REPUBLIKA.CO.ID, JAKARTA -- Pengembangan pasar modal syariah dinilai masih belum optimal. Kepala Eksekutif Pengawas Pasar Modal Otoritas Jasa Keuangan (OJK), Hoesen mengatakan, hal tersebut tecermin dari pilihan produk di pasar modal syariah yang masih terbatas.
Di sisi lain, Hoesen menambahkan, literasi dan inklusi masyarakat terkait produk syariah juga masih perlu ditingkatkan walaupun upaya mendorong hal tersebut sudah banyak dilakukan.
"Jika dibandingkan produk konvensional, sampai saat ini belum terdapat penerbitan produk Efek Beragun Aset (EBA) syariah dan Dana Investasia Real Estate (DIRE) syariah," kata Hoesen, Senin (12/4).
Menurut Hoesen, peran kelembagaan seperti bank syariah dan perusahaan efek sebagai infrastruktur penunjang bagi pasar modal syariah juga perlu diperbanyak.

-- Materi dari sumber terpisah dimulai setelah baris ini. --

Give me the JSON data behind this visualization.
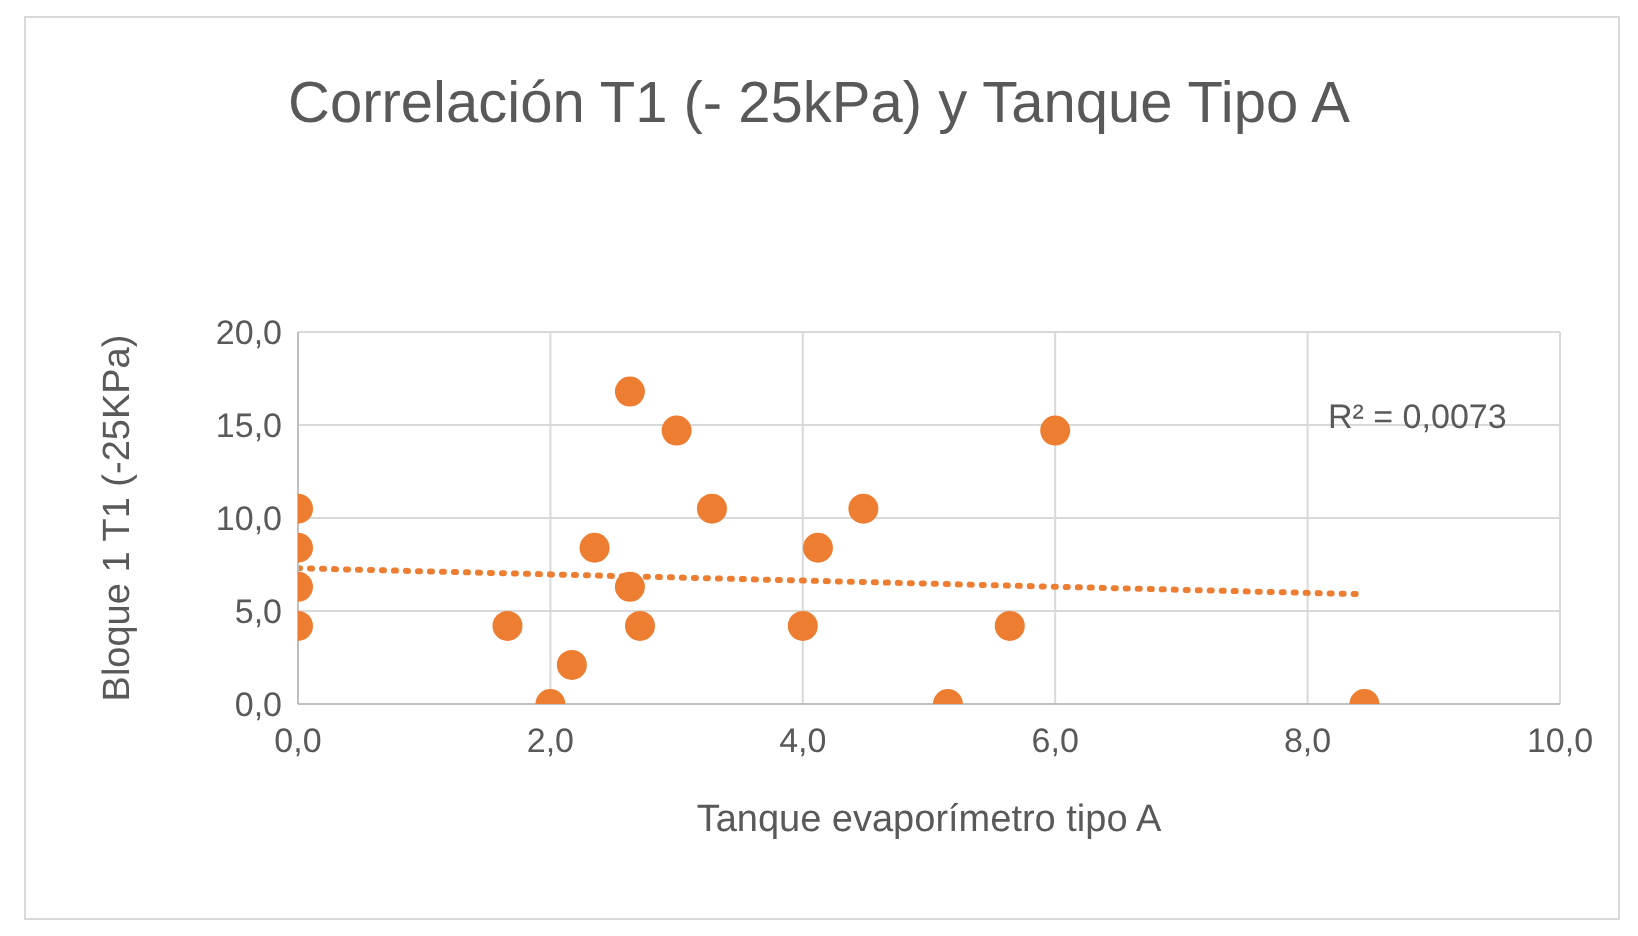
{
  "chart_data": {
    "type": "scatter",
    "title": "Correlación T1 (- 25kPa) y Tanque Tipo A",
    "xlabel": "Tanque evaporímetro tipo A",
    "ylabel": "Bloque 1 T1 (-25KPa)",
    "series": [
      {
        "color": "#ed7d31",
        "marker": "circle",
        "x": [
          0,
          0,
          0,
          0,
          1.66,
          2.0,
          2.17,
          2.35,
          2.63,
          2.63,
          2.71,
          3.0,
          3.28,
          4.0,
          4.12,
          4.48,
          5.15,
          5.64,
          6.0,
          8.45
        ],
        "values": [
          10.5,
          8.4,
          6.3,
          4.2,
          4.2,
          0,
          2.1,
          8.4,
          16.8,
          6.3,
          4.2,
          14.7,
          10.5,
          4.2,
          8.4,
          10.5,
          0,
          4.2,
          14.7,
          0
        ]
      },
      {
        "type": "line",
        "color": "#ed7d31",
        "line_style": "dotted",
        "x": [
          0,
          8.45
        ],
        "values": [
          7.3,
          5.9
        ]
      }
    ],
    "annotations": [
      "R² = 0,0073"
    ],
    "xlim": [
      0,
      10
    ],
    "xticks": [
      {
        "value": 0,
        "label": "0,0"
      },
      {
        "value": 2,
        "label": "2,0"
      },
      {
        "value": 4,
        "label": "4,0"
      },
      {
        "value": 6,
        "label": "6,0"
      },
      {
        "value": 8,
        "label": "8,0"
      },
      {
        "value": 10,
        "label": "10,0"
      }
    ],
    "ylim": [
      0,
      20
    ],
    "yticks": [
      {
        "value": 0,
        "label": "0,0"
      },
      {
        "value": 5,
        "label": "5,0"
      },
      {
        "value": 10,
        "label": "10,0"
      },
      {
        "value": 15,
        "label": "15,0"
      },
      {
        "value": 20,
        "label": "20,0"
      }
    ],
    "grid": true
  }
}
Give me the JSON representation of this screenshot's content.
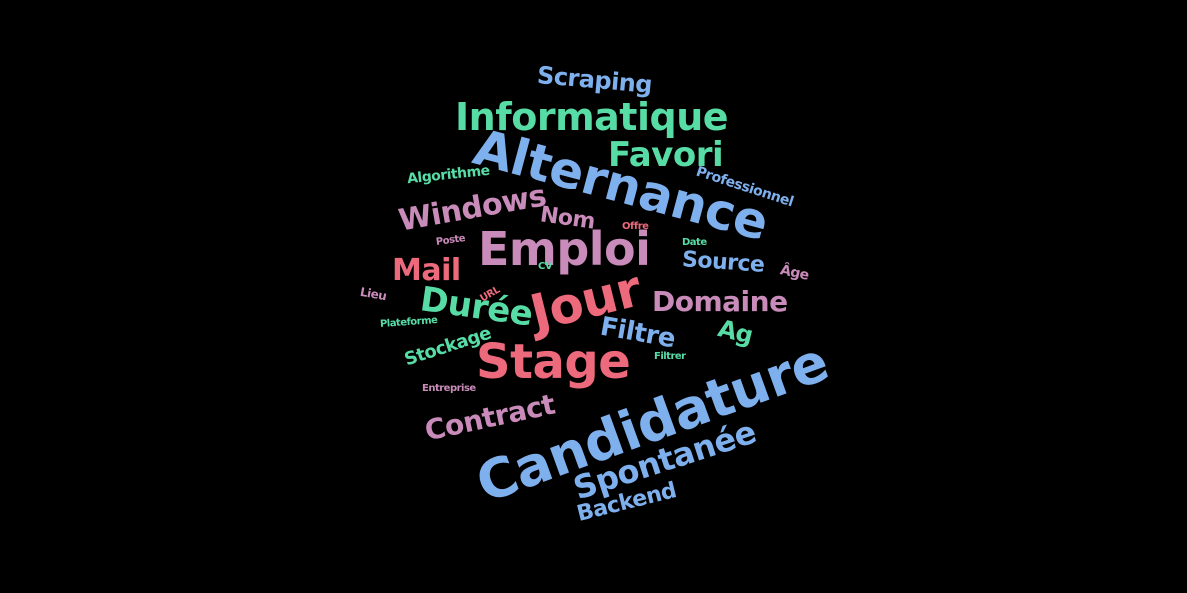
{
  "words": {
    "scraping": "Scraping",
    "informatique": "Informatique",
    "alternance": "Alternance",
    "favori": "Favori",
    "algorithme": "Algorithme",
    "professionnel": "Professionnel",
    "windows": "Windows",
    "nom": "Nom",
    "emploi": "Emploi",
    "mail": "Mail",
    "source": "Source",
    "age": "Âge",
    "jour": "Jour",
    "duree": "Durée",
    "domaine": "Domaine",
    "filtre": "Filtre",
    "ag": "Ag",
    "stage": "Stage",
    "stockage": "Stockage",
    "candidature": "Candidature",
    "spontanee": "Spontanée",
    "contract": "Contract",
    "backend": "Backend",
    "cv": "CV",
    "url": "URL",
    "lieu": "Lieu",
    "plateforme": "Plateforme",
    "filtrer": "Filtrer",
    "date": "Date",
    "offre": "Offre",
    "poste": "Poste",
    "entreprise": "Entreprise"
  },
  "colors": {
    "blue": "#7fb0ee",
    "green": "#58dca6",
    "pink": "#c98bb9",
    "red": "#ec6a7c",
    "background": "#000000"
  }
}
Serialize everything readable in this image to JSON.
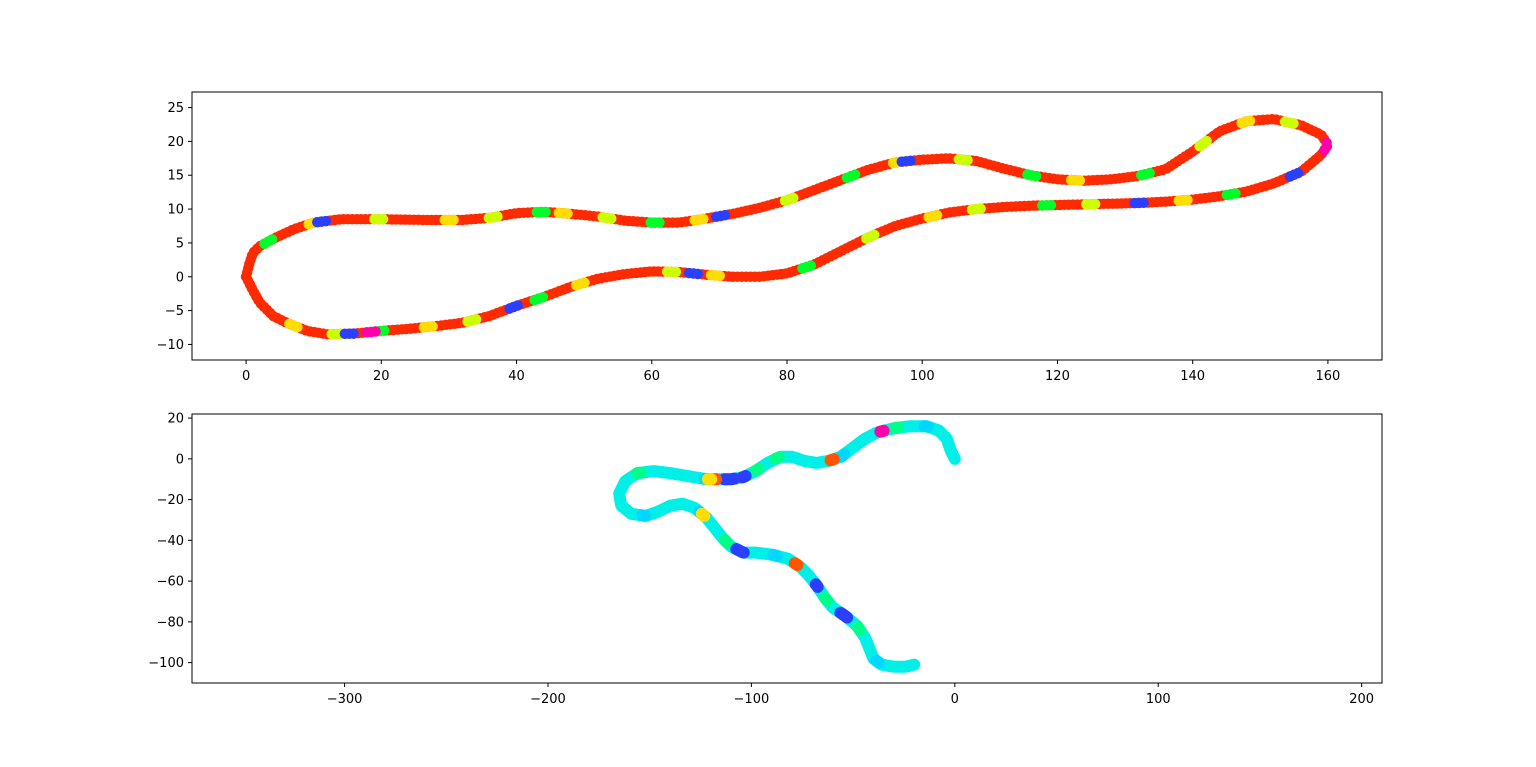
{
  "chart_data": [
    {
      "type": "scatter",
      "title": "",
      "xlabel": "",
      "ylabel": "",
      "xlim": [
        -8,
        168
      ],
      "ylim": [
        -12.3,
        27.3
      ],
      "xticks": [
        0,
        20,
        40,
        60,
        80,
        100,
        120,
        140,
        160
      ],
      "yticks": [
        -10,
        -5,
        0,
        5,
        10,
        15,
        20,
        25
      ],
      "grid": false,
      "legend": "none",
      "dominant_color": "#ff2a00",
      "path": [
        [
          0,
          0
        ],
        [
          0.5,
          2.0
        ],
        [
          1,
          3.5
        ],
        [
          2,
          4.5
        ],
        [
          4,
          5.6
        ],
        [
          7,
          7.0
        ],
        [
          10,
          8.0
        ],
        [
          14,
          8.5
        ],
        [
          20,
          8.5
        ],
        [
          26,
          8.4
        ],
        [
          32,
          8.4
        ],
        [
          36,
          8.7
        ],
        [
          40,
          9.4
        ],
        [
          44,
          9.6
        ],
        [
          48,
          9.3
        ],
        [
          52,
          8.9
        ],
        [
          56,
          8.3
        ],
        [
          60,
          8.0
        ],
        [
          64,
          8.0
        ],
        [
          68,
          8.6
        ],
        [
          72,
          9.3
        ],
        [
          76,
          10.2
        ],
        [
          80,
          11.3
        ],
        [
          84,
          12.8
        ],
        [
          88,
          14.3
        ],
        [
          92,
          15.8
        ],
        [
          96,
          16.9
        ],
        [
          100,
          17.3
        ],
        [
          104,
          17.5
        ],
        [
          108,
          17.1
        ],
        [
          112,
          16.0
        ],
        [
          116,
          15.0
        ],
        [
          120,
          14.4
        ],
        [
          124,
          14.2
        ],
        [
          128,
          14.4
        ],
        [
          132,
          14.9
        ],
        [
          136,
          15.9
        ],
        [
          140,
          18.5
        ],
        [
          144,
          21.5
        ],
        [
          148,
          23.0
        ],
        [
          152,
          23.3
        ],
        [
          156,
          22.4
        ],
        [
          159,
          21.0
        ],
        [
          160,
          19.5
        ],
        [
          159,
          18.0
        ],
        [
          156,
          15.5
        ],
        [
          152,
          13.8
        ],
        [
          148,
          12.6
        ],
        [
          144,
          11.9
        ],
        [
          140,
          11.4
        ],
        [
          136,
          11.1
        ],
        [
          132,
          10.9
        ],
        [
          128,
          10.8
        ],
        [
          124,
          10.7
        ],
        [
          120,
          10.6
        ],
        [
          116,
          10.5
        ],
        [
          112,
          10.3
        ],
        [
          108,
          10.0
        ],
        [
          104,
          9.5
        ],
        [
          100,
          8.6
        ],
        [
          96,
          7.5
        ],
        [
          92,
          5.8
        ],
        [
          88,
          3.8
        ],
        [
          84,
          1.8
        ],
        [
          80,
          0.5
        ],
        [
          76,
          0.0
        ],
        [
          72,
          0.0
        ],
        [
          68,
          0.3
        ],
        [
          64,
          0.7
        ],
        [
          60,
          0.8
        ],
        [
          56,
          0.4
        ],
        [
          52,
          -0.3
        ],
        [
          48,
          -1.5
        ],
        [
          44,
          -3.0
        ],
        [
          40,
          -4.3
        ],
        [
          36,
          -5.8
        ],
        [
          32,
          -6.8
        ],
        [
          28,
          -7.3
        ],
        [
          24,
          -7.7
        ],
        [
          20,
          -8.0
        ],
        [
          16,
          -8.4
        ],
        [
          12,
          -8.5
        ],
        [
          9,
          -8.0
        ],
        [
          6,
          -6.8
        ],
        [
          4,
          -5.8
        ],
        [
          2,
          -3.8
        ],
        [
          1,
          -2.0
        ],
        [
          0,
          0
        ]
      ],
      "accents": [
        {
          "color": "#00ff2a",
          "t": [
            0.02,
            0.14,
            0.19,
            0.28,
            0.36,
            0.41,
            0.55,
            0.63,
            0.74,
            0.86,
            0.93
          ]
        },
        {
          "color": "#ccff00",
          "t": [
            0.07,
            0.12,
            0.17,
            0.25,
            0.33,
            0.44,
            0.48,
            0.61,
            0.66,
            0.71,
            0.8,
            0.89,
            0.95
          ]
        },
        {
          "color": "#ffdd00",
          "t": [
            0.04,
            0.1,
            0.15,
            0.21,
            0.3,
            0.38,
            0.46,
            0.57,
            0.68,
            0.78,
            0.84,
            0.91,
            0.97
          ]
        },
        {
          "color": "#2a3fff",
          "t": [
            0.045,
            0.22,
            0.305,
            0.52,
            0.59,
            0.79,
            0.87,
            0.945
          ]
        },
        {
          "color": "#ff00aa",
          "t": [
            0.935,
            0.5
          ]
        }
      ]
    },
    {
      "type": "scatter",
      "title": "",
      "xlabel": "",
      "ylabel": "",
      "xlim": [
        -375,
        210
      ],
      "ylim": [
        -110,
        22
      ],
      "xticks": [
        -300,
        -200,
        -100,
        0,
        100,
        200
      ],
      "yticks": [
        -100,
        -80,
        -60,
        -40,
        -20,
        0,
        20
      ],
      "grid": false,
      "legend": "none",
      "dominant_color": "#00f0e8",
      "path": [
        [
          0,
          0
        ],
        [
          -2,
          4
        ],
        [
          -4,
          10
        ],
        [
          -8,
          14
        ],
        [
          -14,
          16
        ],
        [
          -22,
          16
        ],
        [
          -30,
          15
        ],
        [
          -38,
          13
        ],
        [
          -44,
          10
        ],
        [
          -48,
          7
        ],
        [
          -52,
          4
        ],
        [
          -56,
          1
        ],
        [
          -62,
          -1
        ],
        [
          -68,
          -2
        ],
        [
          -74,
          -1
        ],
        [
          -80,
          1
        ],
        [
          -86,
          1
        ],
        [
          -92,
          -2
        ],
        [
          -98,
          -6
        ],
        [
          -104,
          -9
        ],
        [
          -110,
          -10
        ],
        [
          -116,
          -10
        ],
        [
          -122,
          -10
        ],
        [
          -128,
          -9
        ],
        [
          -134,
          -8
        ],
        [
          -140,
          -7
        ],
        [
          -148,
          -6
        ],
        [
          -156,
          -7
        ],
        [
          -162,
          -11
        ],
        [
          -165,
          -17
        ],
        [
          -164,
          -23
        ],
        [
          -159,
          -27
        ],
        [
          -152,
          -28
        ],
        [
          -146,
          -26
        ],
        [
          -140,
          -23
        ],
        [
          -134,
          -22
        ],
        [
          -128,
          -24
        ],
        [
          -122,
          -29
        ],
        [
          -118,
          -34
        ],
        [
          -114,
          -39
        ],
        [
          -110,
          -43
        ],
        [
          -104,
          -46
        ],
        [
          -98,
          -46
        ],
        [
          -90,
          -47
        ],
        [
          -82,
          -49
        ],
        [
          -76,
          -53
        ],
        [
          -72,
          -57
        ],
        [
          -68,
          -62
        ],
        [
          -64,
          -68
        ],
        [
          -60,
          -73
        ],
        [
          -54,
          -77
        ],
        [
          -48,
          -82
        ],
        [
          -44,
          -88
        ],
        [
          -42,
          -93
        ],
        [
          -40,
          -98
        ],
        [
          -36,
          -101
        ],
        [
          -30,
          -102
        ],
        [
          -24,
          -102
        ],
        [
          -20,
          -101
        ]
      ],
      "accents": [
        {
          "color": "#00ff88",
          "t": [
            0.1,
            0.27,
            0.3,
            0.46,
            0.68,
            0.84,
            0.9
          ]
        },
        {
          "color": "#00d8ff",
          "t": [
            0.06,
            0.18,
            0.37,
            0.55,
            0.63,
            0.75,
            0.95
          ]
        },
        {
          "color": "#2a3fff",
          "t": [
            0.32,
            0.335,
            0.345,
            0.7,
            0.705,
            0.82,
            0.87,
            0.875
          ]
        },
        {
          "color": "#ff5500",
          "t": [
            0.195,
            0.36,
            0.78
          ]
        },
        {
          "color": "#ffdd00",
          "t": [
            0.365,
            0.635
          ]
        },
        {
          "color": "#ff00aa",
          "t": [
            0.12
          ]
        }
      ]
    }
  ],
  "subplots": [
    {
      "xtick_labels": [
        "0",
        "20",
        "40",
        "60",
        "80",
        "100",
        "120",
        "140",
        "160"
      ],
      "ytick_labels": [
        "−10",
        "−5",
        "0",
        "5",
        "10",
        "15",
        "20",
        "25"
      ]
    },
    {
      "xtick_labels": [
        "−300",
        "−200",
        "−100",
        "0",
        "100",
        "200"
      ],
      "ytick_labels": [
        "−100",
        "−80",
        "−60",
        "−40",
        "−20",
        "0",
        "20"
      ]
    }
  ]
}
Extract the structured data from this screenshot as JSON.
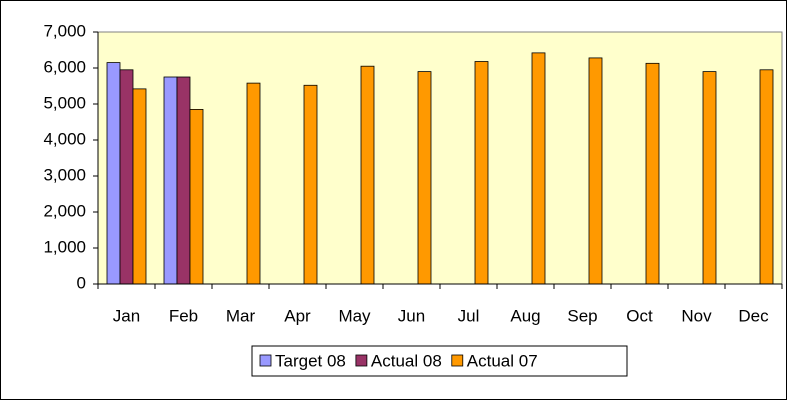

Hal lainnya yang perlu diperhatikan yaitu adanya produk syariah yang tidak terlepas dari permasalahan hukum.
Hoesen melihat masih terdapat oknum yang memanfaatkan produk pasar modal syariah sebagai kendaraan melakukan transaksi yang dilarang. Karena itu, Hoesen mengimbau agar pelaku pasar modal syariah harus selalu memegang teguh sifat dasar yang menjadi landasan bagi implementasi prinsip syariah.
Hal tersebut sejalan dengan salah satu misi pengembangan pasar modal syariah 2020-2024 yaitu memperkuat nilai kesyariahan pasar modal syariah. Hoesen menegaskan, peluang dan tantangan industri pasar modal syariah di masa mendatang akan semakin bervariasi.
"Untuk itu diperlukan sinergi dari berbagai pemangku kepentingan pasar modal syariah," tutur Hoesen.
Meski demikian, Hoesen menilai, pasar modal syariah telah memiliki landasan hukum yang kuat termasuk efek syariah berupa sukuk crowdfunding dan sukuk daerah. Adanya landasan hukum dan fatwa bisa mendorong perkembangan produk pasar modal syariah.
Hoesen memaparkan, jumlah saham yang masuk daftar efek syariah terus bertambah. Demikian juga jumlah maupun variasi produk sukuk. Dari sisi pelaku industri juga terdapat peningkatan jumlah pelaku yang terlibat dalam penerbitan efek di pasar modal syariah.
Sebagai informasi per 1 April 2021, terdapat 452 saham yang masuk ke dalam daftar efek syariah. Selain itu terdapat 168 sukuk syariah dengan nilai kurang lebih Rp 32 triliun. Adapun reksa dana sayariah telah mencapai 293 produk dengan nilai sekitar Rp 80 triliun.